For Country Roads’ 2019 Visual Arts issue, we recognized a great opportunity to share one facet of this arts-focused coverage: close conversations with the decision-makers at some of the region’s most intriguing museums. We asked several curators to predict the next big thing, those up-and-coming artists soon to shake up the Louisiana arts scene.
Benjamin Hickey, Curator of Exhibitions
Paul and Lulu Hilliard University Museum
“Increasingly, I am inspired by artists whose work skillfully conveys a sense of shared humanity and purpose. For example, Stephon Senegal’s acts of service to people in need seem extremely urgent.
See more at stephonsenegal.com and on Instagram @stephonsenegal.
I am also drawn to the works of Stephanie Patton and Joshua Chambers. Both use their artistic practices to grapple with the intricacies of navigating human relationships. Their hallmarks are a compelling mixture of text, irony, and emotional generosity. Patton works in video, mattress upholstery, and any other material deemed appropriate while Chambers primarily paints with acrylic on panel.
“I also find the work of Emily Stergar especially engaging with respect to ideas of land use and the resiliency of nature. As society continues to come to terms with the idea that using resources is markedly different than actually controlling nature, I feel that her work will become an important touchstone.
See more at emilystergar.com and on Instagram @emilystergar.
Dr. Monica Ramirez-Montagut, Director and Chief Curator
Newcomb Art Museum of Tulane University
“New Orleans native Carl Joe Williams creates vibrant and uniquely captivating worlds inhabited by normal folk with seemingly normal lives that nonetheless exude auras in the likeness of deities. His characters are all immersed in dense, pulsating color fields of geometric patterns and concentric designs that manifest as a sort of community connective tissue with direct influences from African rituals and cultural systems. Occasionally, the rippled atmosphere surrounding his protagonists flows beyond the canvas through wallpaper-like extensions that subconsciously embrace the viewer. Williams’ visually enveloping fields—saturated with intuitive and harmonious links between color, music, sound, vibrations, nature, and water—conjure a space for the discovery of commonalities. His paintings feature a shared humanity highlighting a long and deep historical continuum with African traditions—where slavery to current oppressive contexts are but a chapter, a moment in a vast timeline. The expansiveness and optimistic personality of Williams’ compositions are his way of resisting oppression and the intentional minimization of the humanity of the African American community.
See more at carljoewilliams.com and on Instagram at @carl.joe.williams.

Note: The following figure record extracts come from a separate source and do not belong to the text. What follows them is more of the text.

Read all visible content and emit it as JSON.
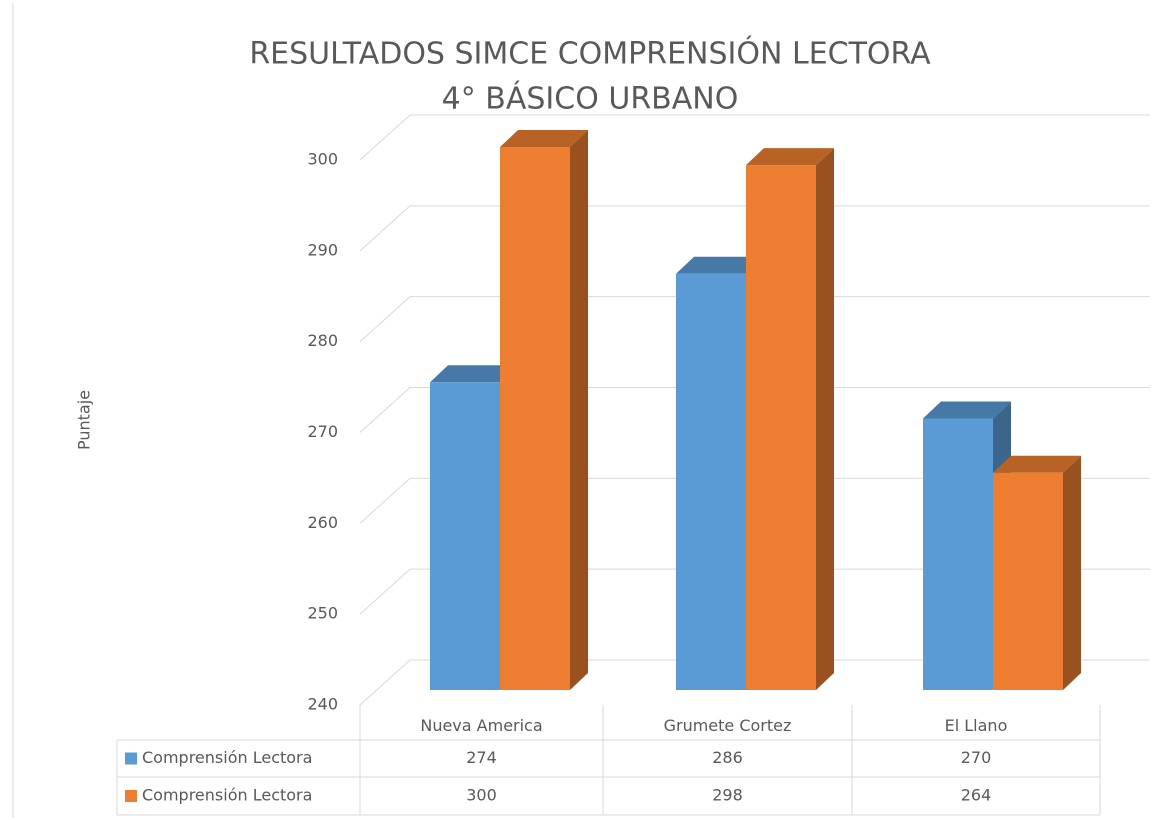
{
  "chart_data": {
    "type": "bar3d",
    "title": [
      "RESULTADOS SIMCE COMPRENSIÓN LECTORA",
      "4° BÁSICO URBANO"
    ],
    "y_label": "Puntaje",
    "categories": [
      "Nueva America",
      "Grumete Cortez",
      "El Llano"
    ],
    "series": [
      {
        "name": "Comprensión Lectora",
        "color": "#5b9bd5",
        "values": [
          274,
          286,
          270
        ]
      },
      {
        "name": "Comprensión Lectora",
        "color": "#ed7d31",
        "values": [
          300,
          298,
          264
        ]
      }
    ],
    "ylim": [
      240,
      300
    ],
    "yticks": [
      240,
      250,
      260,
      270,
      280,
      290,
      300
    ],
    "grid": true,
    "data_table": true
  }
}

Megan Valentine, Curator and Registrar
Alexandria Museum of Art
“Originally from Pineville, Pat Phillips has seen an impressive rise in the past year. He spent some time creating in Alexandria and selling his work at art festivals before he was selected for a Joan Mitchell Fellowship in 2017 and then exhibited with the Whitney Biennial exhibition in 2019. His work began as street art and graffiti on a variety of media and has developed through the years, influenced by artists such as Romare Bearden, while still incorporating the street art style.
PAT PHILLIPS “Roots,” 2011, acrylic on wood panel.
See more of Phillips work at patphillipsart.com and on Instagram at @vito_farinola.
Bradley Sumrall, Curator of the Collection
Ogden Museum of Southern Art
“John Isiah Walton is a painter born in 1985 in New Orleans, where he continues to live and work. Walton’s paintings are executed with expressive and frenetic brush strokes, creating surfaces filled with an energy and motion that seems to pulsate with the rhythms of contemporary New Orleans music and dance. While building upon the work of the Neo-Expressionists, his narratives, mark-making, and visual aesthetic also reference contemporary street art and Social Expressionism. This is vibrant and relevant work that speaks to the urban South. This young man is on fire, so collectors should strike while the iron is hot!”
See more at johnisiahwalton.com and on Instagram at @john_isiah_gt.
JOHN ISAIAH WALTON “Hot Girl Summer”, 2019, Oil on canvas, Collection of the artist.